Our Farm

Kilgus Dairy has been in operation since 1950′s, when Duane and Arlene Kilgus bought their first holstein cow. After growing the holstein herd for many years, the Kilgus family decided to do a gradual switch over of the herd to Jersey cows in the mid 90′s.  Since then we haven’t looked back enjoying the scenes of the small, docile, brown cows grazing the lush grasses of central Illinois.

The other big management switch on our dairy farm we made was made over seven years ago when we took over 50 acres of good black soil for growing corn and soybeans and turned it into a field of seventeen, two and a half acre paddocks of lush rye grass, orchard grass, and clover for our cows to graze on.  This was one or the biggest changes we had ever made on the farm, but it has been one that has benefited our cows as well as ourselves in many different ways.  From April until late November, our cows are out grazing in the pastures.  Our cows are rotated to a fresh paddock of grass every 24 hours.  This allows them to eat a paddock down and then it allows that paddock to grow back for two weeks until they graze it again.  We will mow the paddocks a few times every year to help keep the grass fresh and to keep weeds from growing in the paddocks.  No chemicals are ever sprayed on our grasses, all weed control is done by mowing the paddocks down.

What are the benefits we’ve seen from the pasture system?  We’ve seen numerous improvements in our herd since we started pasturing seven years ago.
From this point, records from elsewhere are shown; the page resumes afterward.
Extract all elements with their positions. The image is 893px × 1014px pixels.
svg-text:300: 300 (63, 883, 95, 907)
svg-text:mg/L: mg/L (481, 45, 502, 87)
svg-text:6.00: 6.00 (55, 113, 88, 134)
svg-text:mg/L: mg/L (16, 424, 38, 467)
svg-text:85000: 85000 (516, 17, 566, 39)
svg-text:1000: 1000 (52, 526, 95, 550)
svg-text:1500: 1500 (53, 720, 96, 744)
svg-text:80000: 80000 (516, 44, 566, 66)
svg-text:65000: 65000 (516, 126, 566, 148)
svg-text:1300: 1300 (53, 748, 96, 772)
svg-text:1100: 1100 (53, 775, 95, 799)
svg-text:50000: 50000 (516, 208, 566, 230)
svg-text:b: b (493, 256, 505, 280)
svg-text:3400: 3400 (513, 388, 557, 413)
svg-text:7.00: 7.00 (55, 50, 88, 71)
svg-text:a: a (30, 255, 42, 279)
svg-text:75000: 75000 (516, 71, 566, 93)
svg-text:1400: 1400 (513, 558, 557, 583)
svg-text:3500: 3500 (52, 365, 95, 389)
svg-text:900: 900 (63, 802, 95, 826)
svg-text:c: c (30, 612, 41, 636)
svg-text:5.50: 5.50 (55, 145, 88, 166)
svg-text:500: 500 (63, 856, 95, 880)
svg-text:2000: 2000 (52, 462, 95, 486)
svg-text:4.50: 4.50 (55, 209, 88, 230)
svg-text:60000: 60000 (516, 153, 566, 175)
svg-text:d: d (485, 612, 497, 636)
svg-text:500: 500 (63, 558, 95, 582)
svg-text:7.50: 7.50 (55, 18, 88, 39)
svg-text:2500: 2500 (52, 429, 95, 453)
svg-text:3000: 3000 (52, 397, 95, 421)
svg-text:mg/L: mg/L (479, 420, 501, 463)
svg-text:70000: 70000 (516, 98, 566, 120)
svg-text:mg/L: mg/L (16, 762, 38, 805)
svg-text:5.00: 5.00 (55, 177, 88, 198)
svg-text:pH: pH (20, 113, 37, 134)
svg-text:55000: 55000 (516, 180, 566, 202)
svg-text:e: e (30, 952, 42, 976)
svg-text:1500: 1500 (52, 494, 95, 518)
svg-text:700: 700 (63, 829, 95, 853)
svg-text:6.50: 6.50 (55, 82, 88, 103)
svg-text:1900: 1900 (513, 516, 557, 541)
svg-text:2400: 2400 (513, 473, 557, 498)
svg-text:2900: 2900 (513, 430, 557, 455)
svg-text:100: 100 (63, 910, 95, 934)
  • We have healthier cows, with a life expectancy of over 8 years.  This is because the cows are off of concrete lots and its easier on their feet and legs.  They also stay much healthier when out in the fresh air.
  • We spend less on traditional feed, and have calculated that our costs per hundred weight of milk are around $11 (where confinement operations may be $14-15 cwt).
  • The cows do all their own harvesting of the pasture and we aren’t out burning fuel to harvest the feed for them to eat in the barn.  At the same time they are eating they are spreading their waste back on the land to supply fertilizer back to the pastures.
  • With cows living longer we’ve been able to increase our herd numbers from within our herd.
  • Frankly, there’s few sites prettier than a herd of Jersey cows on a green pasture!

Our farm has three large barns, and a number of holding pens for our steers, pigs, and calves.  A milk house and milking parlor allows us to milk 20 cows at a time, which we do twice a day.

In 2004, Justin and Trent Kilgus established a small meat goat operation as part of a 4-H  project, and built a large permanent hoop structure for the goats through a grant for small farms supplying products to Chicago restaurants.   They now have 140 goats and sell goat meat to some of the best restaurants in Chicago (see products section).

In June of 2009 we started bottling our own milk on farm.  This is something as a family we decided to do to help bring more family members into the business.  This is something we saw a real need for in Illinois because there were no other farmstead bottlers in the state when we started bottling.  We wanted to offer a single source product to Illinois consumers. Why not bottle and share Kilgus Jersey milk with consumers that are interested in healthy, local products?  The bottling plant was designed to incorporate an on-farm store, including a viewing window that would allow visitors to observe the whole bottling operation.  Equipment allows the bottling of milk, but also the production of soft serve ice cream mix.  All Kilgus Farmstead Creamery and Meat products are available in our on-farm store, as well as selected cheeses and specialty products.

It All Starts With the Cows

On the farm, we have 130 registered Jersey milking cows, 75 calves and heifers (or young female cows), and 25 steers.  Jersey cows are light brown and smaller than Holsteins.  As a breed, they also give less milk than their black and white counterparts, but their milk is highly prized by cheesemakers, chefs, and others because of its increased protein and calcium.  We think – and many of out customers agree – that Jersey milk tastes better, and we encourage you to taste the different in our milk.

Our cows are out on pasture starting in April, lasting through the summer, and enjoy pasture grass until November.  During the winter months the cows are fed a ration of non-GMO corn silage that we grow here on the farm, as well as a variety of grass hay, and alfalfa hay that we grow.  Each day after morning milking, the cows are led out into their pasture where water is also available;  they return to the barn for the evening milking.

Only Kilgus Dairy milk goes into Kilgus Farmstead Creamery products.  We are the only single source farmstead milk bottling plant in Central Illinois, and our products are all sold within 150 miles of our farm to insure freshness and customer trust.